Failure to Provide Timely Wound Treatment Upon Admission
Penalty
Summary
The facility failed to provide wound treatment for a resident's left lower extremity open wound for three days following admission. Upon review, the resident was re-admitted with diagnoses including a non-pressure ulcer of the left foot and ankle and peripheral vascular disease. Hospital discharge documents and progress notes indicated the presence of open wounds on the resident's left lower and posterior leg and left foot. The skilled nursing facility's admission assessment also documented a skin breakdown on the left lower leg, and a Braden Skin Risk Assessment classified the resident as mild risk for pressure ulcers. However, there was no physician's order for wound treatment from the date of admission through the following three days, and the Treatment Administration Record showed no documentation of wound care being provided during this period. Interviews with facility staff revealed that the admitting RN did not obtain or clarify treatment orders for the resident's wounds, nor was the wound described in the medical records.
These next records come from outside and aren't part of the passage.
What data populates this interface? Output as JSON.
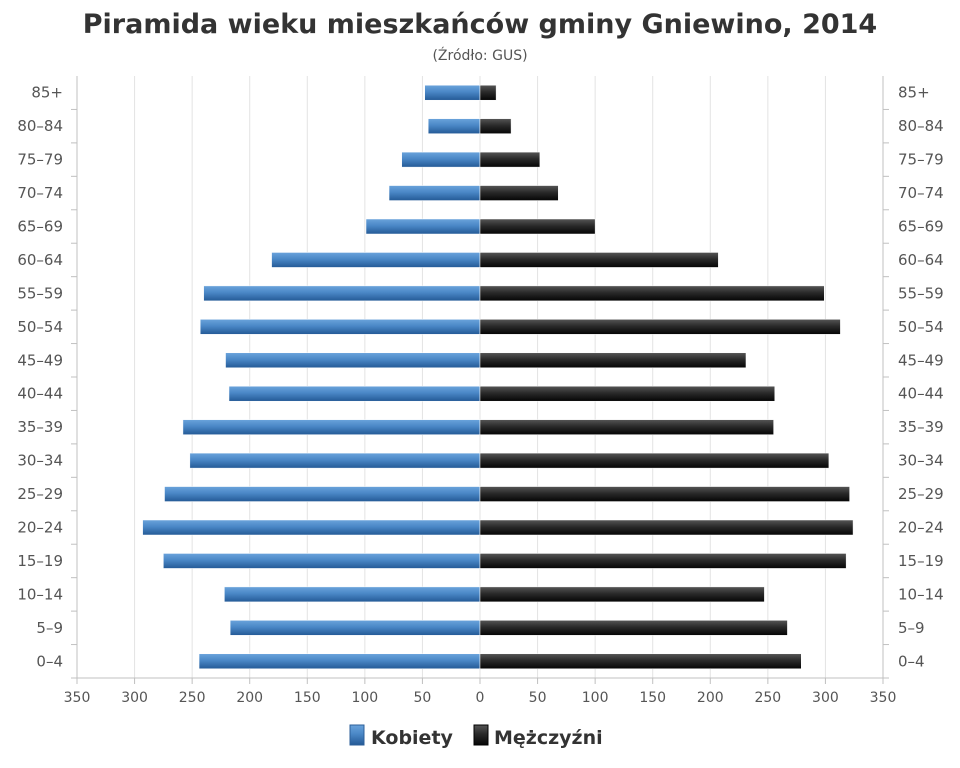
{
  "chart_data": {
    "type": "bar",
    "orientation": "horizontal",
    "layout": "population-pyramid",
    "title": "Piramida wieku mieszkańców gminy Gniewino, 2014",
    "subtitle": "(Źródło: GUS)",
    "categories": [
      "0–4",
      "5–9",
      "10–14",
      "15–19",
      "20–24",
      "25–29",
      "30–34",
      "35–39",
      "40–44",
      "45–49",
      "50–54",
      "55–59",
      "60–64",
      "65–69",
      "70–74",
      "75–79",
      "80–84",
      "85+"
    ],
    "series": [
      {
        "name": "Kobiety",
        "color": "#3a78b8",
        "side": "left",
        "values": [
          244,
          217,
          222,
          275,
          293,
          274,
          252,
          258,
          218,
          221,
          243,
          240,
          181,
          99,
          79,
          68,
          45,
          48
        ]
      },
      {
        "name": "Mężczyźni",
        "color": "#1a1a1a",
        "side": "right",
        "values": [
          279,
          267,
          247,
          318,
          324,
          321,
          303,
          255,
          256,
          231,
          313,
          299,
          207,
          100,
          68,
          52,
          27,
          14
        ]
      }
    ],
    "xlim": [
      -350,
      350
    ],
    "xticks": [
      "350",
      "300",
      "250",
      "200",
      "150",
      "100",
      "50",
      "0",
      "50",
      "100",
      "150",
      "200",
      "250",
      "300",
      "350"
    ],
    "grid": true,
    "legend": "bottom-center"
  }
}
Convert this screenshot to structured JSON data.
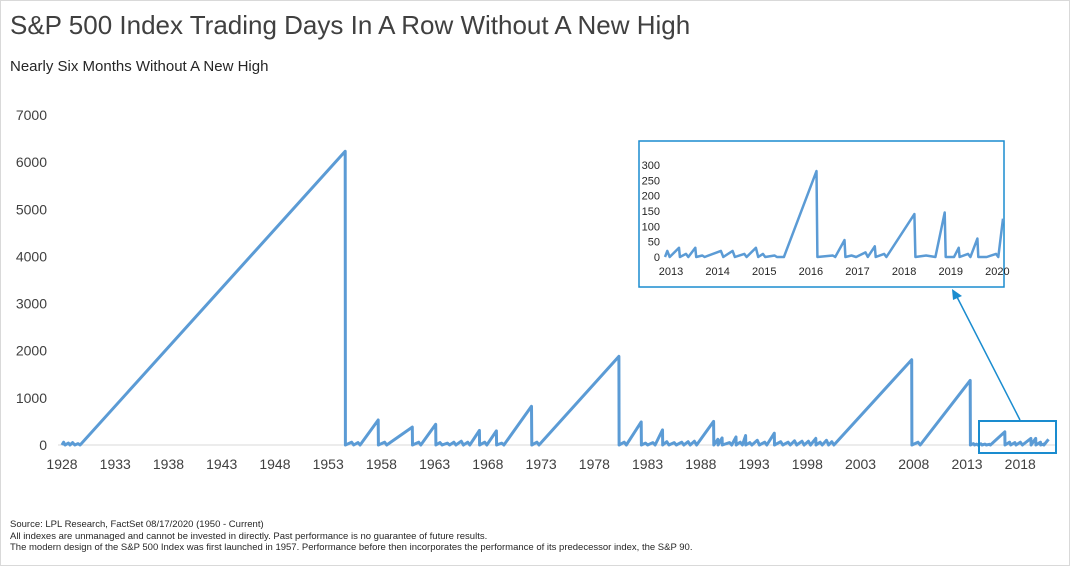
{
  "title": "S&P 500 Index Trading Days In A Row Without A New High",
  "subtitle": "Nearly Six Months Without A New High",
  "footnotes": [
    "Source: LPL Research, FactSet 08/17/2020 (1950 - Current)",
    "All indexes are unmanaged and cannot be invested in directly. Past performance is no guarantee of future results.",
    "The modern design of the S&P 500 Index was first launched in 1957. Performance before then incorporates the performance of its predecessor index, the S&P 90."
  ],
  "colors": {
    "line": "#5b9bd5",
    "inset_border": "#1a8ccf",
    "arrow": "#1a8ccf"
  },
  "chart_data": [
    {
      "type": "line",
      "title": "",
      "xlabel": "",
      "ylabel": "",
      "ylim": [
        0,
        7000
      ],
      "xlim": [
        1928,
        2020.7
      ],
      "y_ticks": [
        0,
        1000,
        2000,
        3000,
        4000,
        5000,
        6000,
        7000
      ],
      "x_ticks": [
        1928,
        1933,
        1938,
        1943,
        1948,
        1953,
        1958,
        1963,
        1968,
        1973,
        1978,
        1983,
        1988,
        1993,
        1998,
        2003,
        2008,
        2013,
        2018
      ],
      "grid": false,
      "series": [
        {
          "points": [
            [
              1928.0,
              0
            ],
            [
              1928.15,
              60
            ],
            [
              1928.3,
              0
            ],
            [
              1928.6,
              40
            ],
            [
              1928.75,
              0
            ],
            [
              1929.0,
              50
            ],
            [
              1929.2,
              0
            ],
            [
              1929.5,
              30
            ],
            [
              1929.7,
              0
            ],
            [
              1954.6,
              6230
            ],
            [
              1954.62,
              0
            ],
            [
              1955.2,
              60
            ],
            [
              1955.4,
              0
            ],
            [
              1955.8,
              50
            ],
            [
              1956.0,
              0
            ],
            [
              1957.7,
              530
            ],
            [
              1957.72,
              0
            ],
            [
              1958.3,
              60
            ],
            [
              1958.5,
              0
            ],
            [
              1960.9,
              380
            ],
            [
              1960.92,
              0
            ],
            [
              1961.5,
              60
            ],
            [
              1961.7,
              0
            ],
            [
              1963.1,
              440
            ],
            [
              1963.12,
              0
            ],
            [
              1963.5,
              50
            ],
            [
              1963.7,
              0
            ],
            [
              1964.2,
              40
            ],
            [
              1964.4,
              0
            ],
            [
              1964.8,
              60
            ],
            [
              1965.0,
              0
            ],
            [
              1965.5,
              80
            ],
            [
              1965.7,
              0
            ],
            [
              1966.1,
              60
            ],
            [
              1966.3,
              0
            ],
            [
              1967.2,
              310
            ],
            [
              1967.22,
              0
            ],
            [
              1967.7,
              60
            ],
            [
              1967.9,
              0
            ],
            [
              1968.8,
              300
            ],
            [
              1968.82,
              0
            ],
            [
              1969.3,
              40
            ],
            [
              1969.5,
              0
            ],
            [
              1972.1,
              820
            ],
            [
              1972.12,
              0
            ],
            [
              1972.6,
              60
            ],
            [
              1972.8,
              0
            ],
            [
              1980.3,
              1880
            ],
            [
              1980.32,
              0
            ],
            [
              1980.8,
              60
            ],
            [
              1981.0,
              0
            ],
            [
              1982.4,
              490
            ],
            [
              1982.42,
              0
            ],
            [
              1982.8,
              40
            ],
            [
              1983.0,
              0
            ],
            [
              1983.5,
              50
            ],
            [
              1983.7,
              0
            ],
            [
              1984.4,
              320
            ],
            [
              1984.42,
              0
            ],
            [
              1984.8,
              70
            ],
            [
              1985.0,
              0
            ],
            [
              1985.5,
              50
            ],
            [
              1985.7,
              0
            ],
            [
              1986.2,
              60
            ],
            [
              1986.4,
              0
            ],
            [
              1986.8,
              70
            ],
            [
              1987.0,
              0
            ],
            [
              1987.4,
              80
            ],
            [
              1987.6,
              0
            ],
            [
              1989.2,
              500
            ],
            [
              1989.22,
              0
            ],
            [
              1989.6,
              120
            ],
            [
              1989.62,
              0
            ],
            [
              1990.0,
              150
            ],
            [
              1990.02,
              0
            ],
            [
              1990.7,
              50
            ],
            [
              1990.9,
              0
            ],
            [
              1991.3,
              170
            ],
            [
              1991.32,
              0
            ],
            [
              1991.7,
              60
            ],
            [
              1991.9,
              0
            ],
            [
              1992.2,
              200
            ],
            [
              1992.22,
              0
            ],
            [
              1992.6,
              50
            ],
            [
              1992.8,
              0
            ],
            [
              1993.3,
              100
            ],
            [
              1993.5,
              0
            ],
            [
              1994.0,
              60
            ],
            [
              1994.2,
              0
            ],
            [
              1994.9,
              250
            ],
            [
              1994.92,
              0
            ],
            [
              1995.5,
              70
            ],
            [
              1995.7,
              0
            ],
            [
              1996.2,
              60
            ],
            [
              1996.4,
              0
            ],
            [
              1996.8,
              90
            ],
            [
              1997.0,
              0
            ],
            [
              1997.5,
              80
            ],
            [
              1997.7,
              0
            ],
            [
              1998.1,
              80
            ],
            [
              1998.3,
              0
            ],
            [
              1998.8,
              140
            ],
            [
              1998.82,
              0
            ],
            [
              1999.2,
              60
            ],
            [
              1999.4,
              0
            ],
            [
              1999.8,
              100
            ],
            [
              2000.0,
              0
            ],
            [
              2000.3,
              70
            ],
            [
              2000.5,
              0
            ],
            [
              2007.8,
              1810
            ],
            [
              2007.82,
              0
            ],
            [
              2008.4,
              60
            ],
            [
              2008.6,
              0
            ],
            [
              2013.3,
              1370
            ],
            [
              2013.32,
              0
            ],
            [
              2013.6,
              30
            ],
            [
              2013.7,
              0
            ],
            [
              2013.9,
              20
            ],
            [
              2014.0,
              0
            ],
            [
              2014.3,
              25
            ],
            [
              2014.4,
              0
            ],
            [
              2014.7,
              20
            ],
            [
              2014.8,
              0
            ],
            [
              2015.1,
              15
            ],
            [
              2015.2,
              0
            ],
            [
              2016.55,
              280
            ],
            [
              2016.57,
              0
            ],
            [
              2017.0,
              60
            ],
            [
              2017.1,
              0
            ],
            [
              2017.5,
              50
            ],
            [
              2017.6,
              0
            ],
            [
              2018.0,
              60
            ],
            [
              2018.2,
              0
            ],
            [
              2019.0,
              140
            ],
            [
              2019.02,
              0
            ],
            [
              2019.45,
              140
            ],
            [
              2019.47,
              0
            ],
            [
              2019.9,
              60
            ],
            [
              2019.92,
              0
            ],
            [
              2020.2,
              20
            ],
            [
              2020.22,
              0
            ],
            [
              2020.65,
              120
            ]
          ]
        }
      ]
    },
    {
      "type": "line",
      "title": "",
      "ylim": [
        0,
        300
      ],
      "xlim": [
        2013,
        2020.25
      ],
      "y_ticks": [
        0,
        50,
        100,
        150,
        200,
        250,
        300
      ],
      "x_ticks": [
        2013,
        2014,
        2015,
        2016,
        2017,
        2018,
        2019,
        2020
      ],
      "x_tick_labels": [
        "2013",
        "2014",
        "2015",
        "2016",
        "2017",
        "2018",
        "2019",
        "2020"
      ],
      "grid": false,
      "series": [
        {
          "points": [
            [
              2013.0,
              0
            ],
            [
              2013.05,
              20
            ],
            [
              2013.1,
              0
            ],
            [
              2013.3,
              30
            ],
            [
              2013.32,
              0
            ],
            [
              2013.45,
              10
            ],
            [
              2013.5,
              0
            ],
            [
              2013.65,
              30
            ],
            [
              2013.67,
              0
            ],
            [
              2013.8,
              5
            ],
            [
              2013.85,
              0
            ],
            [
              2014.2,
              20
            ],
            [
              2014.25,
              0
            ],
            [
              2014.45,
              20
            ],
            [
              2014.5,
              0
            ],
            [
              2014.7,
              10
            ],
            [
              2014.75,
              0
            ],
            [
              2014.95,
              30
            ],
            [
              2015.0,
              0
            ],
            [
              2015.1,
              10
            ],
            [
              2015.15,
              0
            ],
            [
              2015.35,
              5
            ],
            [
              2015.4,
              0
            ],
            [
              2015.55,
              0
            ],
            [
              2016.25,
              280
            ],
            [
              2016.27,
              0
            ],
            [
              2016.6,
              5
            ],
            [
              2016.65,
              0
            ],
            [
              2016.85,
              55
            ],
            [
              2016.87,
              0
            ],
            [
              2017.0,
              5
            ],
            [
              2017.1,
              0
            ],
            [
              2017.3,
              15
            ],
            [
              2017.35,
              0
            ],
            [
              2017.5,
              35
            ],
            [
              2017.52,
              0
            ],
            [
              2017.7,
              10
            ],
            [
              2017.75,
              0
            ],
            [
              2018.35,
              140
            ],
            [
              2018.37,
              0
            ],
            [
              2018.6,
              5
            ],
            [
              2018.8,
              0
            ],
            [
              2019.0,
              145
            ],
            [
              2019.02,
              0
            ],
            [
              2019.2,
              0
            ],
            [
              2019.3,
              30
            ],
            [
              2019.32,
              0
            ],
            [
              2019.5,
              10
            ],
            [
              2019.55,
              0
            ],
            [
              2019.7,
              60
            ],
            [
              2019.72,
              0
            ],
            [
              2019.9,
              0
            ],
            [
              2020.1,
              10
            ],
            [
              2020.15,
              0
            ],
            [
              2020.25,
              125
            ]
          ]
        }
      ]
    }
  ]
}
The Quality Assurance Nurse and Assistant Director of Nursing confirmed that the expected process was for the admitting nurse to conduct a full body assessment, notify the physician, and secure treatment orders, with follow-up and shift endorsement if clarification was needed. The facility's policy required licensed nurses to notify the practitioner for any skin breakdown requiring treatment upon admission, but this was not followed, resulting in a lack of timely wound care for the resident.